Verschleiß Atletico Marbella aus Spanien verbrauchte in der Saison 1994/95 neun Trainer und stieg trotzdem in die dritte Leistungsstufe ab.

Mehr als 40 Jahre auf der Trainerbank

Rekordmänner Fred Everiss war vom 1. August 1902 bis 31. Mai 1948 in 1520 Spielen Trainer von West Bromwich. Er kümmerte sich in diesen 46 Jahren aber auch um administrative Angelegenheiten. Der englische Klub führte erst nach seinem Abgang offiziell den Job des Trainers ein. Guy Roux kam 1957 zu Auxerre, wurde 1961 Trainer der ersten Mannschaft. 2005 verabschiedete er sich nach 44 Jahren. Insgesamt kam er auf mehr als 2000 Spiele als Auxerre-Trainer.

Ein Trainer machte auf 55 Stationen halt

Weltenbummler Der Deutsche Rudi Gutenberg (86 Jahre) machte zwischen 1946 und 2003 weltweit auf 55 Trainerstationen halt.

Für zehn Minuten auf der Trainerbank

Minusmann Leroy Rosenior wurde am 21. Mai 2007 als Trainer des englischen Fünftligisten Torquay United vorgestellt. Um 15.40 Uhr gab der Klubchef bekannt, dass er die Mehrheit verkauft habe. Dem neuen Besitzer passte der Trainer nicht, der dazu meinte: „Ich denke, ich habe in den zehn Minuten einen guten Job gemacht.“

Ein Trainer hörte elf Mal vorzeitig auf

Rekordflieger Peter Neururer stand bei 13 Profivereinen auf der Lohnliste. Mit elf von ihnen beendete er das Arbeitsverhältnis „in beiderseitigem Einvernehmen“ vorzeitig. Der 57-jährige Deutsche erlitt 2012 einen Herzinfarkt, arbeitet derzeit als Spielerberater, will aber wieder Trainer werden.

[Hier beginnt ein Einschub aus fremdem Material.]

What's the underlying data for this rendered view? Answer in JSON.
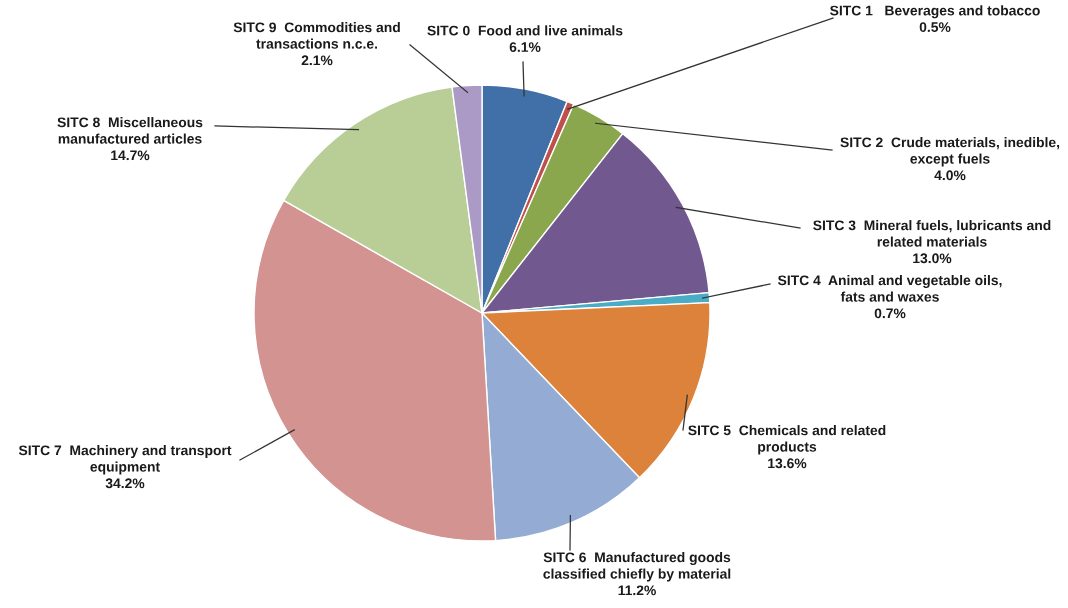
{
  "chart_data": {
    "type": "pie",
    "categories": [
      "SITC 0  Food and live animals",
      "SITC 1   Beverages and tobacco",
      "SITC 2  Crude materials, inedible,\nexcept fuels",
      "SITC 3  Mineral fuels, lubricants and\nrelated materials",
      "SITC 4  Animal and vegetable oils,\nfats and waxes",
      "SITC 5  Chemicals and related\nproducts",
      "SITC 6  Manufactured goods\nclassified chiefly by material",
      "SITC 7  Machinery and transport\nequipment",
      "SITC 8  Miscellaneous\nmanufactured articles",
      "SITC 9  Commodities and\ntransactions n.c.e."
    ],
    "values": [
      6.1,
      0.5,
      4.0,
      13.0,
      0.7,
      13.6,
      11.2,
      34.2,
      14.7,
      2.1
    ],
    "value_labels": [
      "6.1%",
      "0.5%",
      "4.0%",
      "13.0%",
      "0.7%",
      "13.6%",
      "11.2%",
      "34.2%",
      "14.7%",
      "2.1%"
    ],
    "colors": [
      "#4170a8",
      "#c0504d",
      "#8aa74e",
      "#71588f",
      "#4bacc6",
      "#dd823b",
      "#94abd3",
      "#d39391",
      "#b9ce96",
      "#ac9ac6"
    ]
  }
}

Ein Trainer flog nach der 37. Verwarnung

Geduldsprobe Imraan Ladak, Chef von Kettering Town aus der sechsthöchsten englischen Spielklasse, feuerte am 5. Dezember 2005 Paul Gascoigne nach protokollierten 37 Zwischenfällen. Gascoigne war nur 39 Tage lang Trainer gewesen.